Voci da mondi diversi. Francia
guerra dei Balcani
FRESCO DI LETTURA
Jean-Christophe Rufin,
“Check-point”
Ed. e/o, trad. Alberto Bracci Testasecca, pagg. 250, Euro
15,30
Anni
‘90 del secolo scorso. Due camion carichi di casse contenenti viveri e
vestiario partono dalla Francia diretti verso la Bosnia dilaniata dalla guerra. Cinque giovani a bordo, in una missione inviata da una ONG- due
ragazzi che sono chiaramente, dall’aspetto, due ex militari, un altro ragazzo
che si fa delle canne da mattina a sera, un uomo un poco più anziano
dall’aspetto ambiguo (è il meno simpatico del gruppo) e una ragazza ventunenne,
Maud, capelli tagliati cortissimi, grossi occhiali e camicia informe: si vede
che fa di tutto per nascondere la sua femminilità.
Il romanzo “Check-point” di Jean
Christophe Rufin- medico e scrittore, membro dell’Académie Française, fondatore
di Medici senza Frontiere, ambasciatore francese in Senegal- è l’appassionante
storia di un viaggio singolare alla
fine del quale, come sempre avviene, ma qui in un contesto molto attuale e
storicamente vicino a noi, nessuno sarà
più come prima. Due elementi differenziano questo viaggio dai tanti altri
che fanno parte dei romanzi di crescita che abbiamo letto: l’esame delle
motivazioni che portano ognuno dei componenti del gruppo a far parte della
spedizione e, allargando l’obiettivo, sono le modalità e i fini delle
organizzazioni umanitarie ad essere messe sotto esame.
Dalla Francia alla Bosnia il
viaggio è lungo. Dapprima i cinque giovani non si conoscono che
superficialmente, sorgono poi naturali simpatie e antipatie, alcuni
comportamenti ispirano diffidenza- e a ragion veduta, come verrà rivelato ad un
certo punto. Perché non c’è niente di più facile che trasportare altro che abiti e scatolette di cibo, nascosti tra
questi, nelle casse. E poi, ognuno è in buona fede- quale è, dopotutto, la maniera migliore per aiutare la
popolazione che è sotto il fuoco dei serbi? Il gruppo si spacca in due, il
viaggio si fa più che mai avventuroso in
mezzo ad una natura aspra imbiancata dalla neve, un camion insegue l’altro,
si resta con il fiato sospeso come le ruote di uno dei mezzi sopra un dirupo.

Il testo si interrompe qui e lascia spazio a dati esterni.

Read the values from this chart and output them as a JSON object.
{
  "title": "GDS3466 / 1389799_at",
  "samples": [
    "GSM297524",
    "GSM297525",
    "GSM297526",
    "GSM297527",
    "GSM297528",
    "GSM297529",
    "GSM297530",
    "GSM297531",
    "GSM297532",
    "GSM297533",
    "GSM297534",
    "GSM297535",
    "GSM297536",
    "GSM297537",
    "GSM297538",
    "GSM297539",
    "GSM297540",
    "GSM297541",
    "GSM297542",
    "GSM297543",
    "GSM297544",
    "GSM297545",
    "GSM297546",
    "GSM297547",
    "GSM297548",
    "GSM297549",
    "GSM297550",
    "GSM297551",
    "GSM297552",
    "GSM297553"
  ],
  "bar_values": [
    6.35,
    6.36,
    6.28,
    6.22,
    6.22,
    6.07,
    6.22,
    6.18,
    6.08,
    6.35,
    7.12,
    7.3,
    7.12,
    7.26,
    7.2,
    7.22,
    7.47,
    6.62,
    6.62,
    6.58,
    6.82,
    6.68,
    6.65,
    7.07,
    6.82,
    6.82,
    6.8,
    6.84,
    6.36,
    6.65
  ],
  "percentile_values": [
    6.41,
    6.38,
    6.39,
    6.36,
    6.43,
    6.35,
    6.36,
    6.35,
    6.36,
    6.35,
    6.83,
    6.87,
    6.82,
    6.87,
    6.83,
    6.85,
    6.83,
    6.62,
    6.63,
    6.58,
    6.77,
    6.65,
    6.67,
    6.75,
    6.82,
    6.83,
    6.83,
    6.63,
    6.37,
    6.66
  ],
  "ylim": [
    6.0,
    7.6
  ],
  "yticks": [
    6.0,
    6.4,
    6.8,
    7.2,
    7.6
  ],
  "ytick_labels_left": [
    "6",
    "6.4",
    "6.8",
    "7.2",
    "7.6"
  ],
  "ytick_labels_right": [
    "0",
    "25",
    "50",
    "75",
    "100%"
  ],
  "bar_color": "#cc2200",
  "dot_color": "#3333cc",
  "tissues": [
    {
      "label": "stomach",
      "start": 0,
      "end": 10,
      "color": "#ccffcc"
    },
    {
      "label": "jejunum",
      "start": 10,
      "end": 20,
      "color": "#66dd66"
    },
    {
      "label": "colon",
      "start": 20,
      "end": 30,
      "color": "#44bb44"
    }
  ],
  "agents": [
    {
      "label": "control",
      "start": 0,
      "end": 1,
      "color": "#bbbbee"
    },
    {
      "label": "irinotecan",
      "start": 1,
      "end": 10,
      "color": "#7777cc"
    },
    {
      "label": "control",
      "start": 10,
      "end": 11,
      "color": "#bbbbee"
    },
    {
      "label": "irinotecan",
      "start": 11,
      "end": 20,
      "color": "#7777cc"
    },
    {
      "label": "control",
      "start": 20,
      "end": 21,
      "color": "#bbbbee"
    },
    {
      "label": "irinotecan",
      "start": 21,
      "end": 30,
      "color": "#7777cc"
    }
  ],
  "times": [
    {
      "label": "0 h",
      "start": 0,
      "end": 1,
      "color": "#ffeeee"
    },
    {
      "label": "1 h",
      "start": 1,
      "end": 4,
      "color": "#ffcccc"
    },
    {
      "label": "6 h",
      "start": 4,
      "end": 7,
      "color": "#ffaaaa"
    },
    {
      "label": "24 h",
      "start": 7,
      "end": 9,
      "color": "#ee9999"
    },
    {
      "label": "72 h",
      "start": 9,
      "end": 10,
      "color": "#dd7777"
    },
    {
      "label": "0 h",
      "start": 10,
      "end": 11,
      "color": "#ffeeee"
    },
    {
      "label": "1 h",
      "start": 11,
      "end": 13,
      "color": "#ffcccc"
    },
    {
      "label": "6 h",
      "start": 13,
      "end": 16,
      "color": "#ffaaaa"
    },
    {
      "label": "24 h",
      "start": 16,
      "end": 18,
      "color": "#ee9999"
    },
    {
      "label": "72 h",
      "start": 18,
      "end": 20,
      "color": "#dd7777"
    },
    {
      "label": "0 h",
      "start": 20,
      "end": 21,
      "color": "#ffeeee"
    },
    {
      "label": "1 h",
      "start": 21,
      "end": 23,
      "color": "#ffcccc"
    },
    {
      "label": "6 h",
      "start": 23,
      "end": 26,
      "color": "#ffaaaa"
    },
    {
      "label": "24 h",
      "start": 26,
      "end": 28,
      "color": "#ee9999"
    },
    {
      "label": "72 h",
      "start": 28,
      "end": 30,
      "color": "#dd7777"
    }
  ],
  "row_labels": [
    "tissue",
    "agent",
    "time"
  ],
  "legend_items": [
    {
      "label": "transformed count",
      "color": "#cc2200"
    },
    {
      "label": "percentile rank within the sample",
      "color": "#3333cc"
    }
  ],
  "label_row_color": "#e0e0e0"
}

Si incontra persino il famigerato Arkan
con le sue Tigri. Si incontra la morte.
Ma anche l’amore- era inevitabile,
anche se la ragazza, Maud, ha scelto questa esperienza per fuggire dalla tipica
condizione femminile. E Maud si troverà a fare, per amore, qualcosa di
impensabile, che mai avrebbe pensato di poter o dover fare.
Il finale può deludere, eppure è perfetto. E’ come una riflessione
sul verso scespiriano per cui la vita è una
storia raccontata da un idiota, piena
di rumore e furia, che non significa nulla. Perché è così- dopo tanto
affannarsi, dopo le sofferenze e le liti e gli insulti e le morti, tutto non è
servito a nulla, è stato tutto inutile. Si è arrivati a capire meglio se
stessi, si è cambiati. Ma a che prezzo.
Il libro scorre veloce in un’alternanza di dialoghi essenziali e descrizioni di un
paesaggio che esalta la drammaticità di quanto sta avvenendo e che percepiamo
accadrà. Senza che sia mai esplicito, il lettore ha la sensazione di seguire la
vicenda attraverso gli occhi di Maud, la più fragile che rivela una forza
improvvisa, che si ritrova nello stesso tempo a compiere i gesti istintivi di una madre e quelli, feroci, di una moglie, che
guarda, sconvolta e inorridita, lo scenario di una strage che alza bruscamente
il sipario di una realtà agghiacciante davanti a cui si evidenziano l’impotenza e l’incapacità di agire
delle nazioni che stanno a guardare.